Calculating Integration Time Adjusted Completeness

This is a set of instructions to use EXOSIMS to calculate integration time adjusted completeness. Integration time adjusted completeness requires the exodetbox PYPI package to function [Keithly2021]. The only outspec specification to run with IAC that is requires is specifying IntegrationTimeAdjustedCompleteness for the completeness module. To calculate IAC, call comp_calc with the normal smin, smax, dMag parameters and additionally specify tmax, starMass, and IACbool=True.
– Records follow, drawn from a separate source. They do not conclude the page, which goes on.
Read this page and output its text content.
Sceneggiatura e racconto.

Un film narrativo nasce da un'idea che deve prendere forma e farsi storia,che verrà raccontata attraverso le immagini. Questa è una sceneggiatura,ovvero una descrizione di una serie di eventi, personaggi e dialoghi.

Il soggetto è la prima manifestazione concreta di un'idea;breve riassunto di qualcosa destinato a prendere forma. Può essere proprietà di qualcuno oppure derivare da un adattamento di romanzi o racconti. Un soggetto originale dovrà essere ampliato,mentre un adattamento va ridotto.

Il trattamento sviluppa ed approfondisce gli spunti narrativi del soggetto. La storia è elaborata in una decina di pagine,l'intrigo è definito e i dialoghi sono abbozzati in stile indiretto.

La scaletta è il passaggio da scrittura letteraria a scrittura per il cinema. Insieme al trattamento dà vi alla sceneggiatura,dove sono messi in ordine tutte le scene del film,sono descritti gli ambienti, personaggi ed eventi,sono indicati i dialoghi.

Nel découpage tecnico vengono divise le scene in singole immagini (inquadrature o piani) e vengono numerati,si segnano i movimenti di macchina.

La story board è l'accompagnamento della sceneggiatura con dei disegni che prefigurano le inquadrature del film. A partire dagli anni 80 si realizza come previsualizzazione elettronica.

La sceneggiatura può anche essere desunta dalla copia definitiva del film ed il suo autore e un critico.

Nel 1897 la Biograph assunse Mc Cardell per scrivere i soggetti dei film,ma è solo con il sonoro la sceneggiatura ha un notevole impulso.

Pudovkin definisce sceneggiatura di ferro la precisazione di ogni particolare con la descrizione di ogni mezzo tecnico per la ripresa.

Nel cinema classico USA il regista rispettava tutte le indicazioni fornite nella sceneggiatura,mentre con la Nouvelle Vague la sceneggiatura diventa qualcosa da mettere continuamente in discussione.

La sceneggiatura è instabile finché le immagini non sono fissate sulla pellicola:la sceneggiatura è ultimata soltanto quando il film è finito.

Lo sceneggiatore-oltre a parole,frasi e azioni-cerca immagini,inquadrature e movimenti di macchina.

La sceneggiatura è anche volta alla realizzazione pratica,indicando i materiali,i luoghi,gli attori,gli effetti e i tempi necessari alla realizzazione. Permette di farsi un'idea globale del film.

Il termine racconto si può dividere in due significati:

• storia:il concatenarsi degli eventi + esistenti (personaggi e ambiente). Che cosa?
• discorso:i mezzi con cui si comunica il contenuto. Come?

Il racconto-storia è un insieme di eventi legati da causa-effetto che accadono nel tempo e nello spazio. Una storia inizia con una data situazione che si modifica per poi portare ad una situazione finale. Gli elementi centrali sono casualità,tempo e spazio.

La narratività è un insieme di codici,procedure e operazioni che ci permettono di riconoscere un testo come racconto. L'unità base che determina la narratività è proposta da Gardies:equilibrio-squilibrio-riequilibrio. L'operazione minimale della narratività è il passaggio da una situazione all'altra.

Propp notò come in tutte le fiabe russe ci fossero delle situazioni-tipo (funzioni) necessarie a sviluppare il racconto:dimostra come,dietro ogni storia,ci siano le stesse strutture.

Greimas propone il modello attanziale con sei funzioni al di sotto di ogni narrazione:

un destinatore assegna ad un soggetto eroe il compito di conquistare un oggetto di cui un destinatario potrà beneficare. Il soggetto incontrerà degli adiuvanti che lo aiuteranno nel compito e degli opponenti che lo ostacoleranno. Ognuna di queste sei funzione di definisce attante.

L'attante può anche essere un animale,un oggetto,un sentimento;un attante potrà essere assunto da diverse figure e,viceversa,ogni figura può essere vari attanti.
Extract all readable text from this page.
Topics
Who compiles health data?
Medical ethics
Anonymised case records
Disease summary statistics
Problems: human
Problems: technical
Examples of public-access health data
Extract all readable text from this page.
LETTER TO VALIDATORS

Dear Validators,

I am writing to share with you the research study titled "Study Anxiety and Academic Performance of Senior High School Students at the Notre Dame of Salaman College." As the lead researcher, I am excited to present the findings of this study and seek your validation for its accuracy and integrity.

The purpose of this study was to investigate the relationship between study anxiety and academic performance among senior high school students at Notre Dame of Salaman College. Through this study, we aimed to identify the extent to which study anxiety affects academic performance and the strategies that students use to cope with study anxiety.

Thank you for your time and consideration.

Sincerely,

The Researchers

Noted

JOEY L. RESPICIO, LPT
IAC requires an integration time (tmax in days) to adjust completeness by, the mass of the host star to adjust orbital periods, and the boolean indicator to calculate completeness as IAC (IACbool=True). When IACbool=false, subtypecompleteness module computation of completeness is used.

comp = sim1.Completeness.comp_calc(smin, smax, dMag, subpop=-2, tmax=0.,starMass=const.M_sun, IACbool=True)

Note

Note that IAC relies upon the quasi-Lambert phase function [Agol2007]. This assumption is implicitly made when using IAC.